Monday, October 27, 2008

jumble mumble saturday

best friends.colored landscapes.leaves(orange red yellow, dwindling green).waterfalls(the rush of rivers and icy water). best friends. sand throwing.picnic lunches. best friends. freezing clouds. cold wind. no shoes. shorts. freezing cold. sunset. above the clouds. ice. sam(our dog). zaxbys. one word sentences. cold. warm. sun. night. colors. colors. colors. best friends. worship the God who created these leaves.

saturday was an incredible day. around 9:30 am i walked downstairs to let emily in. i finished getting ready. mike emily taylor and i awaited eagerly the arrival of katie and bolly. around 10 they showed up. thus began the journey. we loaded into brian's vehicle, a red traiblazer...and headed for 441. this trip began like most good trips...a cup of coffee. bitter-warm---just the right taste to wake me up. the music was calm, the highway 441 curved and turned and then straightened. it shortened and then lengthened in the distance.we travelled onwards...true pioneers we were. we stopped at subway."sweet-crazy-woman" served us. she called me "smiley" and asked me to spend the day at subway. i politely declined...although she was one of the most interesting people i have met in a while. she gave taylor a hard time...this never happens. nevertheless..we pressed on

we stopped at the gorge to overlook. and saw the river at the bottom. "whenever i see that river down there i just feel like i need to reach out to it and go down there."

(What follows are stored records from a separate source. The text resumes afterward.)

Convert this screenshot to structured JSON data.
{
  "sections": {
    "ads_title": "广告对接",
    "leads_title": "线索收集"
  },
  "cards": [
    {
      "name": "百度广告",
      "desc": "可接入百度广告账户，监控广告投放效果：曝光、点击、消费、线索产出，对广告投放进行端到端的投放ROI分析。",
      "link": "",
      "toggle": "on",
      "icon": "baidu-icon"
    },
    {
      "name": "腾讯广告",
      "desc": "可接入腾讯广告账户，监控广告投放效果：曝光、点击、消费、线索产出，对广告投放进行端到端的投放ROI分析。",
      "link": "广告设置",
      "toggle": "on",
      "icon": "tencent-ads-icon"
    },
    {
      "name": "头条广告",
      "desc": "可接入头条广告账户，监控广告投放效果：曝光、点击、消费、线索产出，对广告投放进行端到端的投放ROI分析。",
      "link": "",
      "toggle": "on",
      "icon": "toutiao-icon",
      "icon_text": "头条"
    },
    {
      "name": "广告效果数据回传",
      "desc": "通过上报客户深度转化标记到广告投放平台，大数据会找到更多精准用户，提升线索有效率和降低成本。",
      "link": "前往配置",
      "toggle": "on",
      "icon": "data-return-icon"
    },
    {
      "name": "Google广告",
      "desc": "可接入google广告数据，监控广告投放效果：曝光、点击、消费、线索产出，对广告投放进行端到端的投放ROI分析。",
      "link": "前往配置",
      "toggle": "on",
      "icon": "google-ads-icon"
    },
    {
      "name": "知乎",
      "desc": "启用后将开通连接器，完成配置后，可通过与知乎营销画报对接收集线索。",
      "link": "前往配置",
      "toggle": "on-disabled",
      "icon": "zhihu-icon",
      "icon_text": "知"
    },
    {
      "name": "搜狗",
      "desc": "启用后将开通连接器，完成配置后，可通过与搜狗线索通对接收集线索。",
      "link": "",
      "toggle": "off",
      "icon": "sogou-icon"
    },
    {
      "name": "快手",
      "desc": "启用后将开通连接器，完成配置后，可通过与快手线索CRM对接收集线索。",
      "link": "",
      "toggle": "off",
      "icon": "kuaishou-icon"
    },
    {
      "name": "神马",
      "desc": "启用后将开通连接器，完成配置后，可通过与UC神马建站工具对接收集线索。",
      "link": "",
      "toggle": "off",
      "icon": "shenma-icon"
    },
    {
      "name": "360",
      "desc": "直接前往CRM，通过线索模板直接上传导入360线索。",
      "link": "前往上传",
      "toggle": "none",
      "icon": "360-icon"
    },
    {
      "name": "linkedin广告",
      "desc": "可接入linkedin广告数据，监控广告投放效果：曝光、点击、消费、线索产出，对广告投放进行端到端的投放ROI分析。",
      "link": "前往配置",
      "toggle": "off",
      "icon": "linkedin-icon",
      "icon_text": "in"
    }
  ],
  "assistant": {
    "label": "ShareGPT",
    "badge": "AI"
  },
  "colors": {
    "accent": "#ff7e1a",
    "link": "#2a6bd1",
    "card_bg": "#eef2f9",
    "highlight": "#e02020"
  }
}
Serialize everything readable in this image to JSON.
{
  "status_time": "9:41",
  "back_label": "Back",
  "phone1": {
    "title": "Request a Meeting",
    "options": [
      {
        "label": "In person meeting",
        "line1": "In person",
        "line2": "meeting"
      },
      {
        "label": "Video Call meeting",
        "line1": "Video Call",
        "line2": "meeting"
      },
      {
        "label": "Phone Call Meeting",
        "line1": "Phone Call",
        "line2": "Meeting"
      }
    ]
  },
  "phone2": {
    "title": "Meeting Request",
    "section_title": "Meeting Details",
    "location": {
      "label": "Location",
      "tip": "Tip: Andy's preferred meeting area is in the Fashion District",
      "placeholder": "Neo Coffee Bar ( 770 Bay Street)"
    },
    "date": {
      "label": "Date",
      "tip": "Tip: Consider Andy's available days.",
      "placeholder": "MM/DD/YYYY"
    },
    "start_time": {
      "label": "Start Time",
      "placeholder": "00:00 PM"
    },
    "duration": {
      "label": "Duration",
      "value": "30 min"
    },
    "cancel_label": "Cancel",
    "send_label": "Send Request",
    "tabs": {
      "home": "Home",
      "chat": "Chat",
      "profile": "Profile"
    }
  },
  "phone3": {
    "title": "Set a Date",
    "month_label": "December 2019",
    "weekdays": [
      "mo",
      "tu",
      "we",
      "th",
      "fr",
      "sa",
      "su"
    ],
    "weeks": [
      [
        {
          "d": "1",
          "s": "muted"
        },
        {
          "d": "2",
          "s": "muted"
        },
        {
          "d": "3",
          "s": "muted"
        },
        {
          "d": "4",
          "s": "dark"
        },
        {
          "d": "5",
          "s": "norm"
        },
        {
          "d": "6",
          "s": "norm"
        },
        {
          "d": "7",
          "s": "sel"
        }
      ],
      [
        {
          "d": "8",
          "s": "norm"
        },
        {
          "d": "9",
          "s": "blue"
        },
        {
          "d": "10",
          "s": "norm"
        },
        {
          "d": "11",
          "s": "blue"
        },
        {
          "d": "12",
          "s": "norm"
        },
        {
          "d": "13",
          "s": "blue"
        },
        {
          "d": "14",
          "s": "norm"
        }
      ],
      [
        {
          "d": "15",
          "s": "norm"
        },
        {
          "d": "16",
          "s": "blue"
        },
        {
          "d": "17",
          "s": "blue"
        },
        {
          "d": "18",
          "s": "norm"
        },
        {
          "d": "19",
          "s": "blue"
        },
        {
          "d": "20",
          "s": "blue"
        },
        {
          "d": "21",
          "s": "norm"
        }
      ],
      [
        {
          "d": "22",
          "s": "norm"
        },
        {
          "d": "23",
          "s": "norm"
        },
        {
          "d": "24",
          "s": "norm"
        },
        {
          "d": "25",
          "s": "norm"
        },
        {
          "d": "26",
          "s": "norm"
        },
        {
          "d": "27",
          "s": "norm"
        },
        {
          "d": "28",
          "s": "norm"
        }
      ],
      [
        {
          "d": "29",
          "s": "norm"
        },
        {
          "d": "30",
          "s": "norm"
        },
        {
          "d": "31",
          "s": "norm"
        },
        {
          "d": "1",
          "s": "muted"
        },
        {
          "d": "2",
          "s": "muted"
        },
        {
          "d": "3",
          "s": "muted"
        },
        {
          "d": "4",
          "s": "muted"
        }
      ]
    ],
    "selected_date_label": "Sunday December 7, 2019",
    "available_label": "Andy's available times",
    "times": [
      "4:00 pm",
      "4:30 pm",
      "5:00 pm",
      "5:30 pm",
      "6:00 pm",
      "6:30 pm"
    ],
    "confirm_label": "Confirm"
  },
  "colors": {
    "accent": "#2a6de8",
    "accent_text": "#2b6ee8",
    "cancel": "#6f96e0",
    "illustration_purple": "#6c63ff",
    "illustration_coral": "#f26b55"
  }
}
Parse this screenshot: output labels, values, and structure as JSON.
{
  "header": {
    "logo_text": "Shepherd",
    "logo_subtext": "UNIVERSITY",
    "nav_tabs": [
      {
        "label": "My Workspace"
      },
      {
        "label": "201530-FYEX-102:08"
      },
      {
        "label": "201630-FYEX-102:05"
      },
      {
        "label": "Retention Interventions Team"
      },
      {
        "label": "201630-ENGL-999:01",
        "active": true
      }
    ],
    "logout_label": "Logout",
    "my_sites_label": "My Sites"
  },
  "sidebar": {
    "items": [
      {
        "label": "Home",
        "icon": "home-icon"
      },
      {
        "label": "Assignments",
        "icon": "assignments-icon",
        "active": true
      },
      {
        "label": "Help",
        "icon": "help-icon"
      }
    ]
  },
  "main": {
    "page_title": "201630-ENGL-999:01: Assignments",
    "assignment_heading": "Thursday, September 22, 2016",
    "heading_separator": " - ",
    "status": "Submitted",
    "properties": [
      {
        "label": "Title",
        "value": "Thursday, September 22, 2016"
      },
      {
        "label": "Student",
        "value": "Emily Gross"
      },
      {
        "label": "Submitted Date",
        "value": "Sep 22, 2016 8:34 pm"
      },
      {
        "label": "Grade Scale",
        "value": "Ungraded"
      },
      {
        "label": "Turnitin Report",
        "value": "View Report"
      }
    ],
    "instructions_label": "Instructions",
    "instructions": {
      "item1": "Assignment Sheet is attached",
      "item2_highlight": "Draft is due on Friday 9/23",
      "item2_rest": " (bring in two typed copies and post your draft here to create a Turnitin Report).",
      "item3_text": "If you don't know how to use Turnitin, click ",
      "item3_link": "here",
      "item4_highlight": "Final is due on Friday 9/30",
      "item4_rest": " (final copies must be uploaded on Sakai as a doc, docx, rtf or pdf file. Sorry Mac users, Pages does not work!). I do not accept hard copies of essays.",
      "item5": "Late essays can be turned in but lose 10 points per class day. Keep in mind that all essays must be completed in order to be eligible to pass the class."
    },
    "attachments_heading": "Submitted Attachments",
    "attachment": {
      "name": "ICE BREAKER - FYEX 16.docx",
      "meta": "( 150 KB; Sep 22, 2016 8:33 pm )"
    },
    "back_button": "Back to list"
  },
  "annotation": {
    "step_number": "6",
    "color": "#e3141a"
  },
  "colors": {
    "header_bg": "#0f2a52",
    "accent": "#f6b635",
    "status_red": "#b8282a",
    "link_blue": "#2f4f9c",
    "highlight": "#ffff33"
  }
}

-"Go after your river."....if i ever say this to anyone, they are the most encouraging words i can think of. they mean a lot to me.

we arrived at dicks creek. and began the hike. the trail was shorter than expected. we stopped and looked around at the river in front of us. it was gushing, white crested small waves, pouring over rock faces in the water. we began traversing onto the rocks...walking through the water...the bottom of my shorts becoming wet. we took pictures. loads of pictures. every moment there was a picture moment.the water was ice...freezing the feet, legs, i could feel my muscles seizing, stopping, angry. but i didnt care, i loved my life the most in those moments. those moments out on those rocks where i could hold my close friends near to me and know wonderful things about friendship and love and all that. it was the kinda stuff people write about. haha

we proceeded to the beach, next to the river. we played frisbee and picnicked. we ate and played with sand. we climbed the trees. we loved the trees and the water and the sand. it was how it should be. us...nature...You. all together? yes yes yes.

when we left dicks creek mike suggested we go to dillard. sure...dillard is a cool town. then he suggested we go to tennesee...just so we could visit another state that day. then he suggested going to clingmans dome. i was not thrilled...but i am so glad i went.we were vagabonds, tramps, nomads...the road was our home, it called us out into the night.

we arrived at clingmans dome around sunset. though it was 50 degrees at the bottom of the mountain...it was 34 at the top. i was slightly less than prepared. shorts...chacos...and vest. so so cold. (by the way....whoever put the giant fan at the bottom of the mountain to cause all that wind...i have a bone to pick with them). we watched the sun sinking below the horizon, dripping sun over the yellow-orange trees and green green grass. our pictures nothing but glossy silhouttes against the beautiful painting in the background. perhaps just a perspective of how small we are in the grand beautiful painting of life. we walked to the top, where we were engulfed by a cloud. the fog flowed around us followed by wind, brisk gusts, my face was flushed, my hair was blowing; i was cold. cold cold cold. we huddled for warmth. then we decided that the cloud had blocked the sun and we ran back down the mountain to see the sun finally sink. we saw it. everything. the sun disappeared beneath the clouds, painting the sky blue purple bumble gum pink. the sun shone through rays and accented the trees...just shining colors.gorgeous everywhere. it grew dark as the fog pressed in on us. but i stood there, freezing, arms wide...just wrapping my arms around Your painting. holding onto it. knowing that i was made for this. i am not sure what heaven is like...but i think that sunset might have been a small picture. thank You for it all.